Alertée par le CHU, l'Agence régionale de santé a pourtant fait le nécessaire pour rappeler toutes les "personnes contacts", les gens qui de près ou de loin ont approché ces malades de la rougeole. A l'époque, les agents parviennent à recontacter 91 personnes  ainsi qu'une centaine de soignants. Ceux qui n'était pas vaccinés se sont vus proposer des injections en urgence. Les autres, ont été contraints de porter des masques. 

Personne ne nous a contacté pour nous prévenir

Mais Yolande Riquelmé est formelle : "nous n'avons pas été rappelés, ni par l'ARS ni par le CHU de Poitiers." 

"J'aurais aimé pourtant qu'on me prévienne car _ma fille n'était pas vaccinée_. Dans les années 80-86, les autorités nous avaient dit que le ROR (Rougeole, Oreillons, Rubéole) n'était plus obligatoire ! "explique cette maman dépitée. 

"Si j'avais su, bien sûr que Jessica serait allée se faire vacciner", rajoute-t-elle. "S'ils m'avaient rappelée, on n'en serait pas là !", ponctue la voix grave au téléphone. 

Pourtant les autorités ont rappelé toutes les personnes-contacts

Dans un communiqué,  le CHU de Poitiers reconnaît que la victime faisait partie des cinq personnes qui "ont pu contracter la maladie au contact d'un autre patient de l'hôpital lors de l'apparition des premiers cas", en janvier.

Suite à cet assaut de l'épidémie de rougeole, l'Agence régionale de santé avait tenté de répertorier toutes les "personnes-contact", celles et ceux qui auraient approché les malades de près ou de loin : entre les amis, la famille, et les personnes croisées en salle d'attente ces jours-là, l'ARS a rappelé 91 personnes en tout ainsi qu'une centaine de soignants. 

Les non vaccinés ont eu droit à une vaccination d'urgence. Ceux qui ont refusé le vaccin se sont vus contraints de porter des masques. Mais il faut croire que cela n'a pas suffi.

Vers une procédure ?

L'ARS de Nouvelle Aquitaine de son côté n'exclut pas d'avoir oublié la victime dans le cadre de ses rappels : 

"La victime n'était qu'accompagnante, il est possible que nous soyons passé à côté. Mais il faut étudier ce qu'il s'est passé. Les équipes hospitalières du CHU de Poitiers essaient de comprendre la globalité du processus", précise l'Agence régionale de santé.

Yolande Riquelmé, elle aussi veut comprendre comment sa fille a pu contracter la rougeole à l'hôpital. La mère de la victime n'exclut pas l'idée de lancer une procédure

Jessica n'a pas pu contracter la rougeole ailleurs. 

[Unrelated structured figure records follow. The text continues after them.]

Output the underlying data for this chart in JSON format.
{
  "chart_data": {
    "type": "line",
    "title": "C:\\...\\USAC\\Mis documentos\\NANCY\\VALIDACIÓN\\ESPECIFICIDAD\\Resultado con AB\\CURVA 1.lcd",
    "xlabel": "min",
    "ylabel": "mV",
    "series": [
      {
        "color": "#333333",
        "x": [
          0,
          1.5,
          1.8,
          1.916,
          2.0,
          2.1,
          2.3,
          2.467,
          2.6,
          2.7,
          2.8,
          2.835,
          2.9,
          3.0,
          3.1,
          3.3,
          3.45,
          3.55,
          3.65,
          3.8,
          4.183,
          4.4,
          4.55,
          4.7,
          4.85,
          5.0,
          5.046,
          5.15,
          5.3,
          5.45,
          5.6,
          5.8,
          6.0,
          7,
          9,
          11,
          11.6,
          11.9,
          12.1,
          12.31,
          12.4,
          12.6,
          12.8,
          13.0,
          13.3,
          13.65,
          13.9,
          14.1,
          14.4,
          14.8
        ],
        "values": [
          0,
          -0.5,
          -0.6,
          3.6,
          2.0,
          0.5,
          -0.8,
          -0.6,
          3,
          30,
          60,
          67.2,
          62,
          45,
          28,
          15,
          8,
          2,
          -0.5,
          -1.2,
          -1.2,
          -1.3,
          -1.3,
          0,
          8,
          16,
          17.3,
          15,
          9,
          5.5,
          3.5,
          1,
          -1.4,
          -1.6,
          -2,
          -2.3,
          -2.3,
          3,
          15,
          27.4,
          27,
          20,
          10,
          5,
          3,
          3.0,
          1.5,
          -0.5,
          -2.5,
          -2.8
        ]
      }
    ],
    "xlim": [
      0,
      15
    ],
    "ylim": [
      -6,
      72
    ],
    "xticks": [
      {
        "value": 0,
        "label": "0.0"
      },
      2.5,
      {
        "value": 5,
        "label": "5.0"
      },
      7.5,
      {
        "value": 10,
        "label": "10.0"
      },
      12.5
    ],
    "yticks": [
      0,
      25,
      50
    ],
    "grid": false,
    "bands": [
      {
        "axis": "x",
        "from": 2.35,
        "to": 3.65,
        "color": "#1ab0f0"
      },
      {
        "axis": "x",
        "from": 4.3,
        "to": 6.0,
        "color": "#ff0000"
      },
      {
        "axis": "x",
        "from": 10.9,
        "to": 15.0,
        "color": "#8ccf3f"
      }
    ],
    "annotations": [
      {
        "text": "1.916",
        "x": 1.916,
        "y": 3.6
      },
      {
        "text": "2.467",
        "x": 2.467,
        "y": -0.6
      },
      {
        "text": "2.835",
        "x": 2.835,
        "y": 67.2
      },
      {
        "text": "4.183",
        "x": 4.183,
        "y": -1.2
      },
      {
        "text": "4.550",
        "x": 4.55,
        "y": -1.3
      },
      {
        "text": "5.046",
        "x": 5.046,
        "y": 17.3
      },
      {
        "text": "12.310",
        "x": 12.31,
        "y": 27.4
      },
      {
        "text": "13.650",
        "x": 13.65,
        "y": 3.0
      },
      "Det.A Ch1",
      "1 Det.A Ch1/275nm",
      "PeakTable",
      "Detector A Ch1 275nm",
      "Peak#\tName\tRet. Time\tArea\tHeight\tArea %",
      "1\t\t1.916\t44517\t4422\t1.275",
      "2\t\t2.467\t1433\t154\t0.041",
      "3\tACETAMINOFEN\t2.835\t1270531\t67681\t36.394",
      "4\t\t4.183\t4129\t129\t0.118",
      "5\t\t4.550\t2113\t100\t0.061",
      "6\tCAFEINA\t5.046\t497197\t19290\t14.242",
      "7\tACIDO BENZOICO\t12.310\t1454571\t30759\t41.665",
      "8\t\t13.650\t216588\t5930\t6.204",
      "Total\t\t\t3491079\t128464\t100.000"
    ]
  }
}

Pour elle, sa fille n'a pas pu contacter la rougeole ailleurs. 

"Jessica souffrait d'obésité, elle ne sortait jamais, parce qu'elle n'osait pas. La seule fois où elle est sortie, c'est pour accompagner son père et moi au CHU de Poitiers. Il n'y a que là qu'elle a pu contracter la rougeole !" ponctue Yolande Riquelmé dans un sanglot.